[Date Prev][Date Next] [Chronological] [Thread] [Top]

(ITS#9146) incomplete initialization of sessionlog structure may cause session log to grow indefinitely



Full_Name: Maxime Besson
Version: 2.4.48
OS: Amazon Linux
URL: ftp://ftp.openldap.org/incoming/
Submission from: (NULL) (92.184.104.114)


During a cloud provider migration, I have migrated an OpenLDAP instance using
MDB + Syncrepl (in mirror mode, with session log) from Ubuntu to Amazon Linux.

When starting a server with no data, syncrepl kicks in and starts replicating
the other server's database (12G, 7M entries).

In Ubuntu this phase takes about 25 minutes (with dbnosync).  In Amazon Linux,
with the exact same cn=config and daemon options, it took 10 days on first try,
at 100% CPU consumption the whole time.

I observed that the start of the import is pretty fast (data.mdb grows by
10M/s) but import speed slows down rapidly to a crawl. 

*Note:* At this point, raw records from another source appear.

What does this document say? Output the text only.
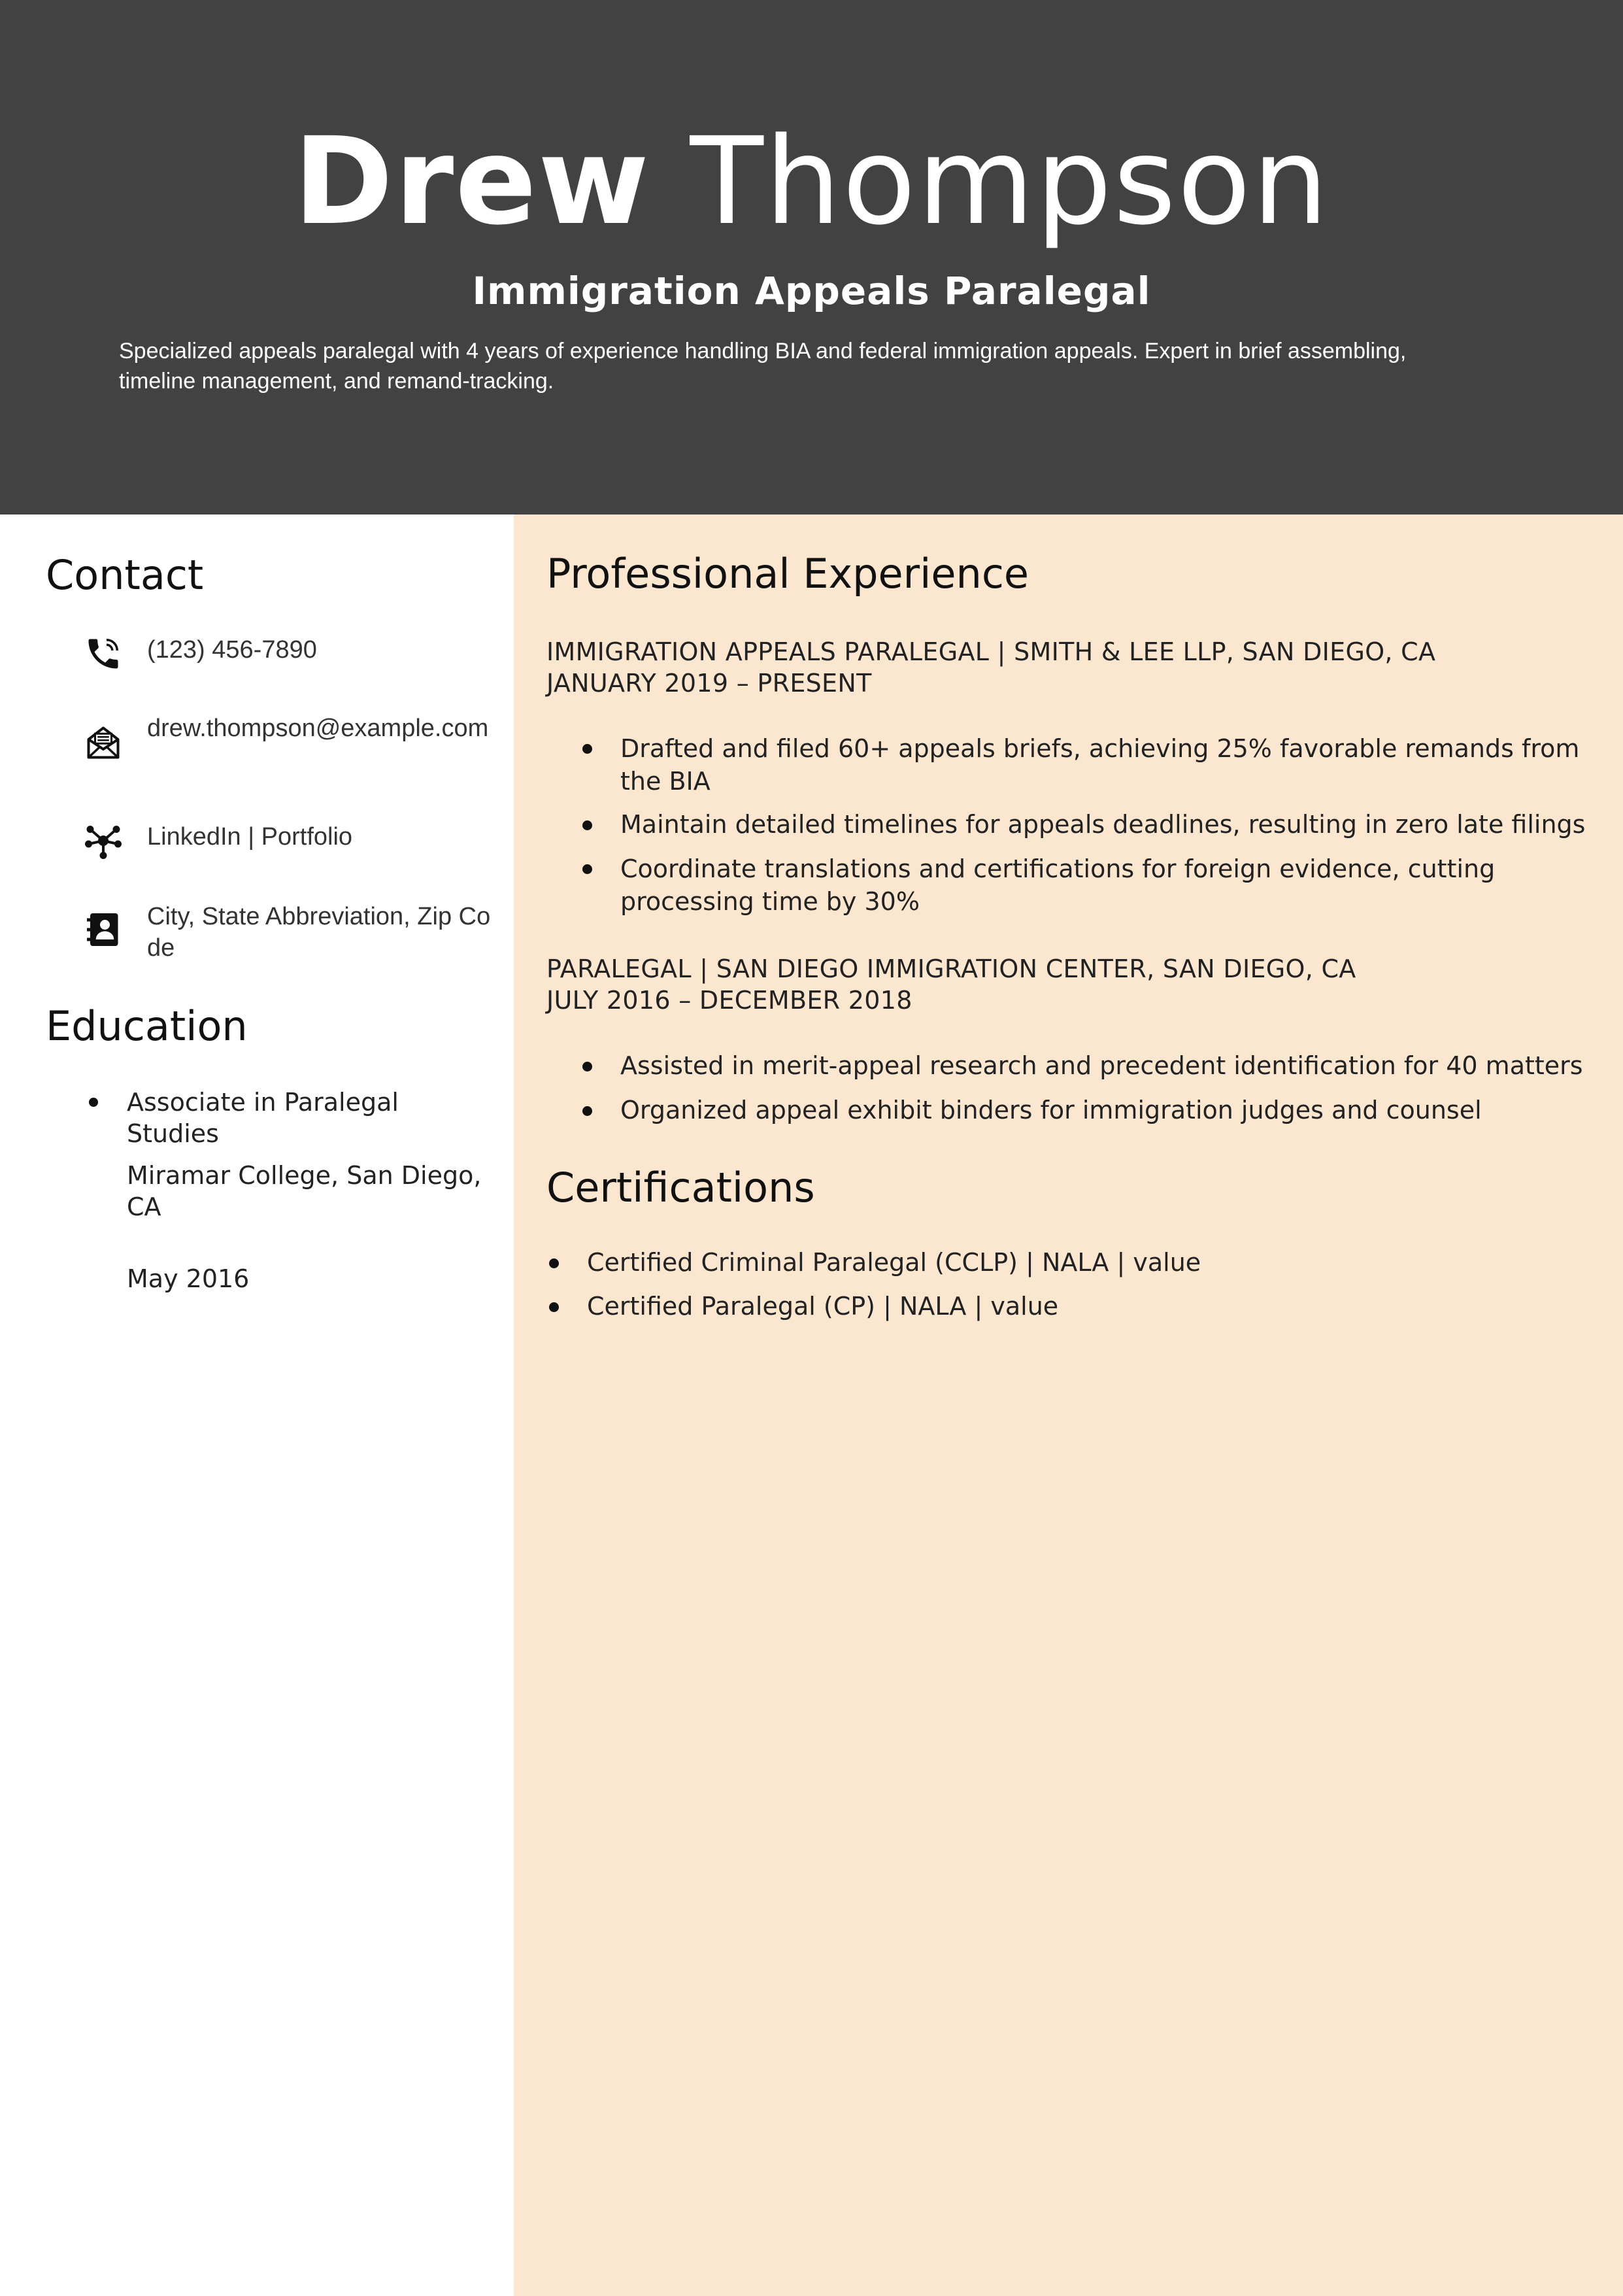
Drew Thompson
Immigration Appeals Paralegal
Specialized appeals paralegal with 4 years of experience handling BIA and federal immigration appeals. Expert in brief assembling, timeline management, and remand-tracking.
Contact
(123) 456-7890
drew.thompson@example.com
LinkedIn | Portfolio
City, State Abbreviation, Zip Code
Education
Associate in Paralegal Studies
Miramar College, San Diego, CA
May 2016
Professional Experience
IMMIGRATION APPEALS PARALEGAL | SMITH & LEE LLP, SAN DIEGO, CA
JANUARY 2019 – PRESENT
Drafted and filed 60+ appeals briefs, achieving 25% favorable remands from the BIA
Maintain detailed timelines for appeals deadlines, resulting in zero late filings
Coordinate translations and certifications for foreign evidence, cutting processing time by 30%
PARALEGAL | SAN DIEGO IMMIGRATION CENTER, SAN DIEGO, CA
JULY 2016 – DECEMBER 2018
Assisted in merit-appeal research and precedent identification for 40 matters
Organized appeal exhibit binders for immigration judges and counsel
Certifications
Certified Criminal Paralegal (CCLP) | NALA | value
Certified Paralegal (CP) | NALA | value
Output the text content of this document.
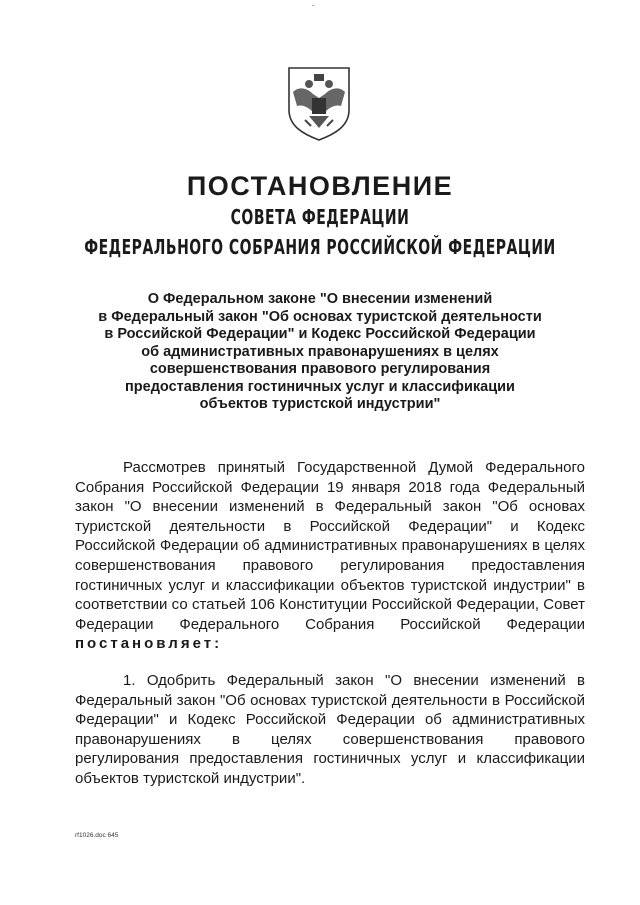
ˇ
ПОСТАНОВЛЕНИЕ
СОВЕТА ФЕДЕРАЦИИ
ФЕДЕРАЛЬНОГО СОБРАНИЯ РОССИЙСКОЙ ФЕДЕРАЦИИ
О Федеральном законе "О внесении изменений
в Федеральный закон "Об основах туристской деятельности
в Российской Федерации" и Кодекс Российской Федерации
об административных правонарушениях в целях
совершенствования правового регулирования
предоставления гостиничных услуг и классификации
объектов туристской индустрии"

Рассмотрев принятый Государственной Думой Федерального Собрания Российской Федерации 19 января 2018 года Федеральный закон "О внесении изменений в Федеральный закон "Об основах туристской деятельности в Российской Федерации" и Кодекс Российской Федерации об административных правонарушениях в целях совершенствования правового регулирования предоставления гостиничных услуг и классификации объектов туристской индустрии" в соответствии со статьей 106 Конституции Российской Федерации, Совет Федерации Федерального Собрания Российской Федерации постановляет:

1. Одобрить Федеральный закон "О внесении изменений в Федеральный закон "Об основах туристской деятельности в Российской Федерации" и Кодекс Российской Федерации об административных правонарушениях в целях совершенствования правового регулирования предоставления гостиничных услуг и классификации объектов туристской индустрии".

rf1026.doc 645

After some investigation, I discovered that disabling the sessionlog brings the
import times to normal.

Digging further, I found that most of the CPU time is spent in
syncprov_add_slog, and particularly this line:


            /* Keep the list in csn order. */
            ...
                for ( sep = &sl->sl_head; *sep; sep = &(*sep)->se_next ) {
>>>>>>>             if ( ber_bvcmp( &se->se_csn, &(*sep)->se_csn ) < 0 ) {
                        se->se_next = *sep;
                        *sep = se;
                        break;
                    }
                }

The sessionlog appears to be growing endlessly:

  (gdb) print sl->sl_num
  $1 = 681896
  (gdb) print sl->sl_size
  $3 = 100

Digging around the source, it seems that the session log is supposed to be
cleaned up at the end of syncprov_add_slog, if it's not playing:

    if (!sl->sl_playing) {
        while ( sl->sl_num > sl->sl_size ) {
            ...

However:

  (gdb) print sl->sl_playing
  $4 = 543388517

This looked like an uninitialized value to me, and indeed, sp_cf_gen
doesn't seem to initialize this field:

        if ( !sl ) {
            sl = ch_malloc( sizeof( sessionlog ));
            sl->sl_mincsn = NULL;
            sl->sl_sids = NULL;
            sl->sl_num = 0;
            sl->sl_numcsns = 0;
            sl->sl_head = sl->sl_tail = NULL;
            ldap_pvt_thread_mutex_init( &sl->sl_mutex );
            si->si_logs = sl;
        }


I tried the following patch:

--- openldap-2.4.48.orig/servers/slapd/overlays/syncprov.c      2019-07-23
16:46:22.000000000 +0200
+++ openldap-2.4.48/servers/slapd/overlays/syncprov.c   2020-01-08
11:33:16.770110282 +0100
@@ -3082,6 +3082,7 @@
                        sl = ch_malloc( sizeof( sessionlog ));
                        sl->sl_mincsn = NULL;
                        sl->sl_sids = NULL;
+                       sl->sl_playing = 0;
                        sl->sl_num = 0;
                        sl->sl_numcsns = 0;
                        sl->sl_head = sl->sl_tail = NULL;


And it got rid of the issue. My guess is that most of the time, sl_playing
happens to be 0, but on Amazon Linux, for some reason (patched glibc?), the
sessionlog lands in the wrong chunk of uninitilized memory

Additional info:

# rpm -q glibc
glibc-2.26-32.amzn2.0.2.x86_64

# uname -a
Linux 4.14.152-127.182.amzn2.x86_64 #1 SMP Thu Nov 14 17:32:43 UTC 2019 x86_64
x86_64 x86_64 GNU/Linux

# /usr/local/openldap/libexec/slapd -V
@(#) $OpenLDAP: slapd 2.4.48 (Jan  8 2020 11:39:38) $

(LTB build)